Presencia es justo lo que necesitamos en tiempos donde el cine con frecuencia exagera en promesas vacías: una película que entrega exactamente lo que propone. Con largos planos secuencia, Soderbergh nos invita a una introspección sin prisa, enfrentándonos a una familia para quienes el horror no es un intruso, sino una presencia interna que acecha sin tregua.

Uno de los recursos más audaces de esta propuesta es el uso de la cámara subjetiva, una técnica que introduce al espectador en la perspectiva de un personaje o, en este caso, del propio fantasma. Un recurso que, en manos menos habilidosas, podría haber caído en el tedio. Sin embargo, el director evita con pericia este escollo, transformándolo en un dispositivo narrativo envolvente. Así, lo que podría haber sido una trampa se convierte en una experiencia inmersiva que amplía nuestra percepción

La película nos sitúa, desde el inicio, solos con la cámara. En poco tiempo entendemos su dinámica y nos unimos emocionalmente a esta “cámara-ojo” que siente con nosotros: teme, huye y llora (tal vez) en sincronía con el espectador. Este lente que cobra vida incluso antes de la aparición de los personajes se erige como nuestro aliado y guía en el relato.
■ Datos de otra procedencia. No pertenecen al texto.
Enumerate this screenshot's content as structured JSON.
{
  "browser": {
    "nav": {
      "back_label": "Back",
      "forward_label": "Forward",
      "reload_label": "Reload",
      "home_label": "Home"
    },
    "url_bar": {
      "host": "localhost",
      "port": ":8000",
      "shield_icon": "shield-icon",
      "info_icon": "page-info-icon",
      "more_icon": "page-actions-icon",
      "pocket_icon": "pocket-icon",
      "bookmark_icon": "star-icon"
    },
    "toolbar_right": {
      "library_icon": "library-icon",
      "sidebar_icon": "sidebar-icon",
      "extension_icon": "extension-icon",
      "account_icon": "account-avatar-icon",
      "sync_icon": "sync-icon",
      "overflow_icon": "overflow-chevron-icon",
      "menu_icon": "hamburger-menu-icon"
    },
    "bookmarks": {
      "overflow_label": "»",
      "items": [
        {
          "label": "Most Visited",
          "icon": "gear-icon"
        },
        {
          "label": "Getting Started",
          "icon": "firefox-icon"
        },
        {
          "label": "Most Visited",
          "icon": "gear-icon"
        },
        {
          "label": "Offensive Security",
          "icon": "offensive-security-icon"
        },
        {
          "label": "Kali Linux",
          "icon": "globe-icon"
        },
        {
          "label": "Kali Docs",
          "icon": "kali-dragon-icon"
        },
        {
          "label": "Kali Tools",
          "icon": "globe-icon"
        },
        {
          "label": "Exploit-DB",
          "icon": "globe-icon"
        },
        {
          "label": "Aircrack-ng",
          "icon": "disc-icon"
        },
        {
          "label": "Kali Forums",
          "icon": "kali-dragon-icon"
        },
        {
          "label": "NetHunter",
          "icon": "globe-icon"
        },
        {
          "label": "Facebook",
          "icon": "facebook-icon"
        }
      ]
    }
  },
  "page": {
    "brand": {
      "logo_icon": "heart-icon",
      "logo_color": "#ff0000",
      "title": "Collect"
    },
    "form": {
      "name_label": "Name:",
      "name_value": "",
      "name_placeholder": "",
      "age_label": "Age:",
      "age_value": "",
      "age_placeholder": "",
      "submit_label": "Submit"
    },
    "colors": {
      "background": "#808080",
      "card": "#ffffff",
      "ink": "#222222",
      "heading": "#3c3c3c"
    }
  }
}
La trama nos presenta a Rebekah (Lucy Liu), su esposo (Chris Sullivan) y sus hijos, quienes, tras mudarse a una nueva casa en los suburbios, comienzan a enfrentarse a fenómenos inexplicables. Chloe (Callina Liang), la hija adolescente, parece ser la única capaz de conectar con la enigmática entidad que los rodea. Marcada por la pérdida reciente de su mejor amiga en un confuso episodio relacionado con drogas —del que la película sugiere más de lo que revela—, Chloe se erige como un alma introspectiva y vulnerable. Por otro lado, Tyler (Eddy Maday), el hijo varón, funciona como su opuesto: el favorito de una madre empeñada en ignorar el dolor y cualquier atisbo de contradicción. Sin embargo, será él quien, al final, asuma un papel que desarma sus propias convicciones.

Lejos de ser una película exclusivamente de terror, Presencia se adentra en el drama familiar —para descontento de aquellos que sienten que el género pierde validez en cuanto no aparecen suficientes sobresaltos— explorando las distintas formas de enfrentar la pérdida. La figura del fantasma no se limita a ser un espectro aterrador; se transforma en una herida abierta que altera profundamente a los personajes. “Está bien ir demasiado lejos por los que querés”, exclama Rebekah, revelando un entramado emocional que conecta a cada miembro de la familia en una mamushka de ocultamientos y negaciones que la película irá revelando, no en todos los casos, muy hábilmente. 

Presencia aborda con valentía temáticas complejas y profundamente humanas: las decisiones que definen la identidad en la adolescencia, las drogas como un refugio peligroso frente al vacío emocional dejado por los adultos, y los secretos que, como sombras persistentes, tienen el poder de destruir o transformar. Con una narrativa que se mueve entre lo sutil y lo perturbador, Soderbergh construye un retrato íntimo y cargado de tensión, donde cada elemento cuenta. 

El desenlace, con una maestría narrativa innegable, cierra un círculo perfecto; pero no lo hace desde la previsibilidad, sino desde una revelación que resuena más allá de la pantalla. Es un final que se siente inevitable y, a la vez, sorprendente, otorgando a la historia una cohesión emocional y simbólica que deja huella. En el mundo de Presencia, el fantasma trasciende su función de espectro para convertirse en el eje que une sacrificio, duelo y redención. Más que un mero recurso del cine de género, se transforma en una alegoría de la familia.

Cuando los créditos llegan a su fin, Presencia no se desvanece; más bien, permanece como un eco persistente, obligándonos a enfrentar esas zonas grises que suelen quedar fuera del encuadre. Entre lo visible y lo oculto, entre lo que decidimos exponer y aquello que guardamos celosamente, la película nos confronta con la carga de lo no resuelto. Porque, en última instancia, Soderbergh no solo crea un relato sobre fantasmas, sino una radiografía sutil de los miedos que, al igual que ellos, se niegan a desaparecer.